The biggest prize for SEIU is Wal-Mart’s 1.4 million employees. SEIU President Andrew Stern leads a nonprofit organization called Five Stones, whose self-described mission is to raise awareness about the “Wal-Marting” of the economy.
Teaming with other left-wing activist groups, Five Stones launched a campaign called Wal-Mart Watch to force the company to capitulate to the unions, which, by the way, are routinely rejected by company employees whenever organizing is voted on.

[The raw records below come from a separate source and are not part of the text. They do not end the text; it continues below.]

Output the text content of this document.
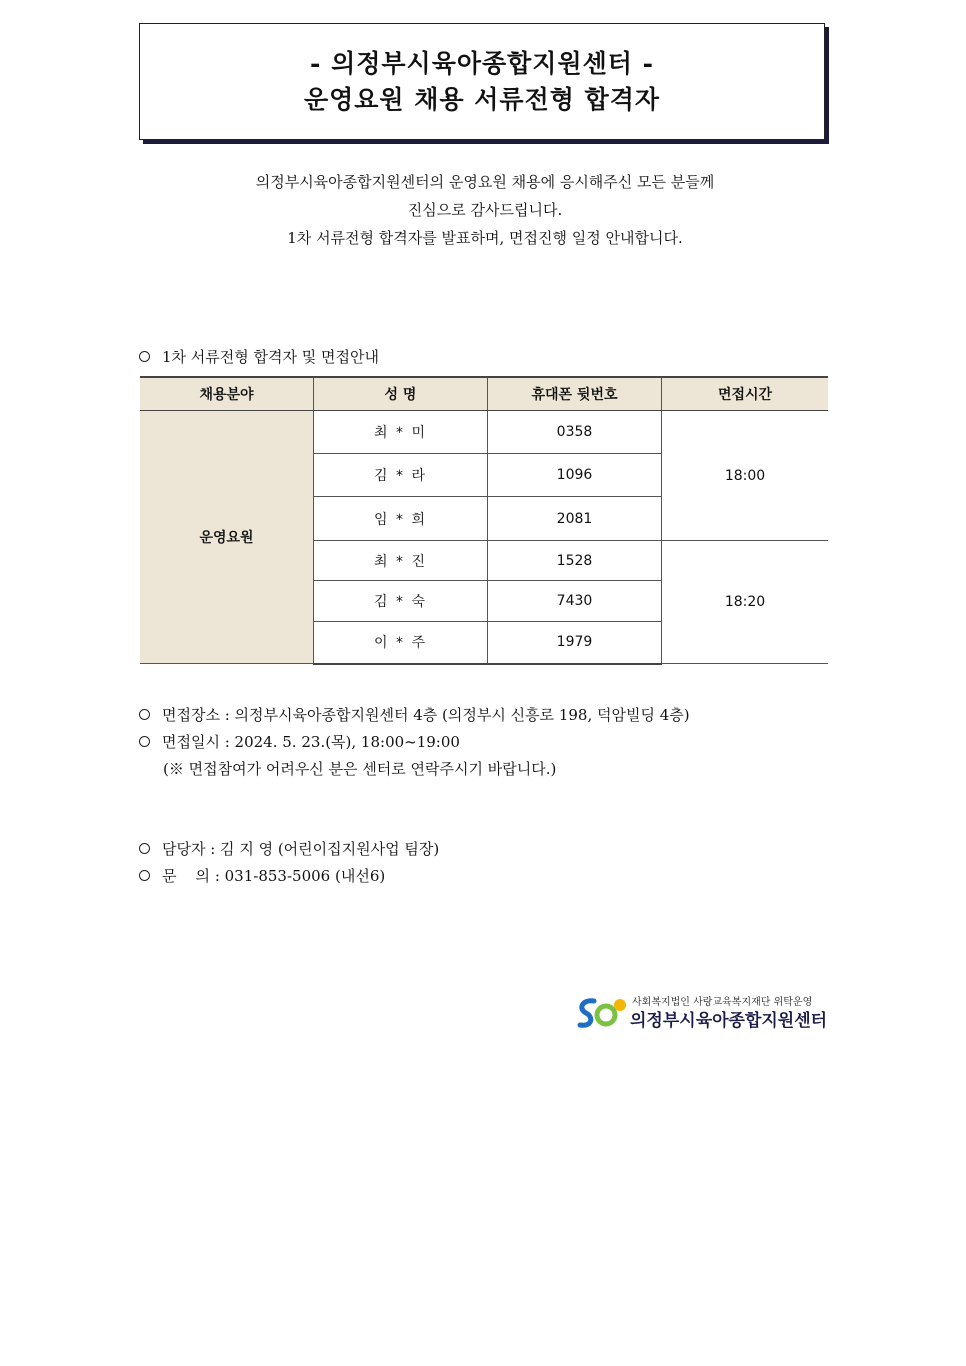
- 의정부시육아종합지원센터 -
운영요원 채용 서류전형 합격자
의정부시육아종합지원센터의 운영요원 채용에 응시해주신 모든 분들께
진심으로 감사드립니다.
1차 서류전형 합격자를 발표하며, 면접진행 일정 안내합니다.
1차 서류전형 합격자 및 면접안내
채용분야	성 명	휴대폰 뒷번호	면접시간
운영요원	최 * 미	0358	18:00
	김 * 라	1096	
	임 * 희	2081	
	최 * 진	1528	18:20
	김 * 숙	7430	
	이 * 주	1979	
면접장소 : 의정부시육아종합지원센터 4층 (의정부시 신흥로 198, 덕암빌딩 4층)
면접일시 : 2024. 5. 23.(목), 18:00~19:00
(※ 면접참여가 어려우신 분은 센터로 연락주시기 바랍니다.)
담당자 : 김 지 영 (어린이집지원사업 팀장)
문    의 : 031-853-5006 (내선6)
사회복지법인 사랑교육복지재단 위탁운영
의정부시육아종합지원센터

The SEIU even attacked the Congressional Black Caucus for its working relationship with Wal-Mart, the largest employer of African-Americans. SEIU chastised the CBC for giving Wal-Mart “an opportunity to fashion a false image as a friend of African Americans and of working people generally.” SEIU supports an aggressive expansion of the AFL-CIO’s “capital strategies” program to harness union financial power to become Wall Street’s largest voting bloc. But while the AFLCIO’s goal is only directed at “worker friendly economic and business development,” SEIU’s Mr. Stern wants to focus the program on increasing shop organization. “Look at [real estate investment trusts] and find a way [to bring pension fund pressure] to organize markets, construction sites, office buildings, and hotels,” Stern said.
SEIU seems bent on unionizing workers whether they want or need it, and, apparently, will say and do almost anything to make that happen, regardless of who gets hurt.
Mr. Milloy publishes CSRwatch.com and is an adjunct scholar at the Competitive Enterprise Institute.